Occasionally, cost-based optimizers conclude that the most-efficient path to the data in a SQL query is to read two un-joined rowsets, independently, and to find the Cartesian product, that is, to find all possible combinations of the rows in the two sets, where the product, in general, has m*n rows, where m is the number of rows in the first set, and n is the number of rows in the second set. (After the Cartesian product is performed, there may be more joins, usually conventional joins done as nested loops or hash joins, and it is often the case that after these additional joins are performed, there will eventually be a link-up between the two sets originally joined by Cartesian product, where the later-joined tables ultimately join to each other and to both Cartesian-joined sets.
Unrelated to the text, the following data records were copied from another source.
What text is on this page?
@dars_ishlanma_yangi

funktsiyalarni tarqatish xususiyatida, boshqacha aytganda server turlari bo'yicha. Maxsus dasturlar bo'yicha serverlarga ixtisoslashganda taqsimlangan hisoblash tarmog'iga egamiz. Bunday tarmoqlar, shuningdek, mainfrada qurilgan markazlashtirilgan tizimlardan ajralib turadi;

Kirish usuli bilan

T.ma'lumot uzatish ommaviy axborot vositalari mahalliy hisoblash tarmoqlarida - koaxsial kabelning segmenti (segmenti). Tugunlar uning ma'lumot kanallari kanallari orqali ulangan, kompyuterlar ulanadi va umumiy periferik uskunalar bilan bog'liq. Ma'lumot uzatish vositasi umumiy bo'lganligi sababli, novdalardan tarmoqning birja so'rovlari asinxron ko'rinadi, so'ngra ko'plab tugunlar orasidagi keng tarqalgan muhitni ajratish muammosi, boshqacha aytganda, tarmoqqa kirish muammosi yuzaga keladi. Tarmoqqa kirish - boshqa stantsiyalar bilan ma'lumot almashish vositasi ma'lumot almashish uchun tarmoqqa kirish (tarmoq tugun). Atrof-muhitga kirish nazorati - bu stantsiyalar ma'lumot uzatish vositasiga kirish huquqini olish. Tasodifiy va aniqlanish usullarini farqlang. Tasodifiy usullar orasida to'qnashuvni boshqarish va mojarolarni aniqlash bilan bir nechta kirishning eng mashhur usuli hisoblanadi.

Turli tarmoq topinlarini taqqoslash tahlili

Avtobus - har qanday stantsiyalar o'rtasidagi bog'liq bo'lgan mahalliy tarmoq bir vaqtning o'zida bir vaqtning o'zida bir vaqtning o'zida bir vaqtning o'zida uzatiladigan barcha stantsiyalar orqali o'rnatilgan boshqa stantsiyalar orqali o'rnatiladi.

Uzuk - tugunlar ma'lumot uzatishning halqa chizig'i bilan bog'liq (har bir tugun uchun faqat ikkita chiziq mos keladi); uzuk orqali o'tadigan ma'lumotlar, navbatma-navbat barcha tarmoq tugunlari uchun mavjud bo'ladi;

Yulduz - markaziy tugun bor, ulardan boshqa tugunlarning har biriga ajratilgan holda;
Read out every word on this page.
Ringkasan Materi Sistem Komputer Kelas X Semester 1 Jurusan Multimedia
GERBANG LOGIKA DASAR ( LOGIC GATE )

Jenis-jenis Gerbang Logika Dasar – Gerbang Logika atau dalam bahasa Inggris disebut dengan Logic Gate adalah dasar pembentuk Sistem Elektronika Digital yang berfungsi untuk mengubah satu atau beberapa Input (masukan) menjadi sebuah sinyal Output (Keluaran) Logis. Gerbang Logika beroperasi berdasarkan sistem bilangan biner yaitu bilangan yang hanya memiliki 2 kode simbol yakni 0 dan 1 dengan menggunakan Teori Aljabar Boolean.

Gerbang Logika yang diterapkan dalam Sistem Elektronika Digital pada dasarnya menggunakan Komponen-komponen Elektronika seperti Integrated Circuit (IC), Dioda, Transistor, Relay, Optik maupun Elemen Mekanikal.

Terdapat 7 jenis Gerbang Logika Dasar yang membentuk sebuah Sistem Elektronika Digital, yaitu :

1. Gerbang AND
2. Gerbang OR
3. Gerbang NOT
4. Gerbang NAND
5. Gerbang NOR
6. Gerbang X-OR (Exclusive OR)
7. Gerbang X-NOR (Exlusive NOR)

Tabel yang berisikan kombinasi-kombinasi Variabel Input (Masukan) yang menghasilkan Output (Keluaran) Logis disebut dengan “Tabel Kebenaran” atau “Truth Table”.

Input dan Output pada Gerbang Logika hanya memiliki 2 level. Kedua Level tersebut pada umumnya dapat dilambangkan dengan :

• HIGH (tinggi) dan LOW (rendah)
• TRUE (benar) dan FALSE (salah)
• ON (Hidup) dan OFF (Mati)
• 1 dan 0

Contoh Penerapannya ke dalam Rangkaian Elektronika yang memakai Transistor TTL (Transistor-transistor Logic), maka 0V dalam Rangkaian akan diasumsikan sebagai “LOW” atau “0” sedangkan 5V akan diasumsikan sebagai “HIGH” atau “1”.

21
The result of these later joins that join the two Cartesian sets to each other can discard many, or even most, of the rows joined in the intermediate results prior to completing the execution plan.
In general, I have found that these Cartesian joins look attractive to the optimizer when the optimizer estimates that one or both of the rowsets being joined has only a single row (or even less), on average. When at least one of the Cartesian joined sets does have just one row (or none, even better!), this works out nicely, in general. The problem is that when the estimate is wrong, even by a little bit, disaster can result. Consider the following hypothetical case:
FROM Order_Details OD, Orders O, Order_Sources OS
Let’s say that there are 10-million order details, with 1-thousandth of those shipped since yesterday (and the optimizer knows this), 1-million orders, and 500 order sources, with histograms reflecting the facts that 20 order sources have Source_Country=’JAPAN’ and 20 order sources have Source_Type=’RESELLER’. The optimizer makes its usual assumption of statistical independence between these two conditions, calculating that most likely there is at most one row meeting both conditions. Under this assumption, the best possible path to the data is to go first to the Order_Sources table, discarding all but one row (or discarding all rows, and halting execution right there!), then to read the 10000 recently-shipped order details with an index on Ship_Date, forming a Cartesian product between those details and the one Order_Source, then reach the orders through its primary key, with nested loops from the 10000 rows in the Cartesian product. If all goes well, that really is the best plan! What happens if just one assumption is a bit off, though? What if it happens that all the Japanese order sources are resellers? (Perhaps the business model in Japan is rather different than for the rest of the company’s operations!) Well, in this case, the Cartesian product will find 200-thousand combinations of Order_Detail and Order_Source, and the optimizer will perform 200-thousand nested loops to Orders. (These will reach any given order at least 20 times, possibly with pretty good caching, but surely with very wasteful logical I/O!) The plan is now a terrible idea, nowhere near as good as a simple plan following nested loops from Order_Details, to Orders, to Order_Sources, and worse still compared to a plan that pre-cached the rows from Order_Sources, then did a hash join of those rows to the result of the nested-loops join between the other two tables. Even if the correlation between these two conditions was only very weak, and there were just two Order_Sources meeting both conditions, the Cartesian product would be a dramatically bad idea.
So, simply, the research problem is how to avoid all the cases of harmful, non-robust Cartesian products, without losing their occasional benefits?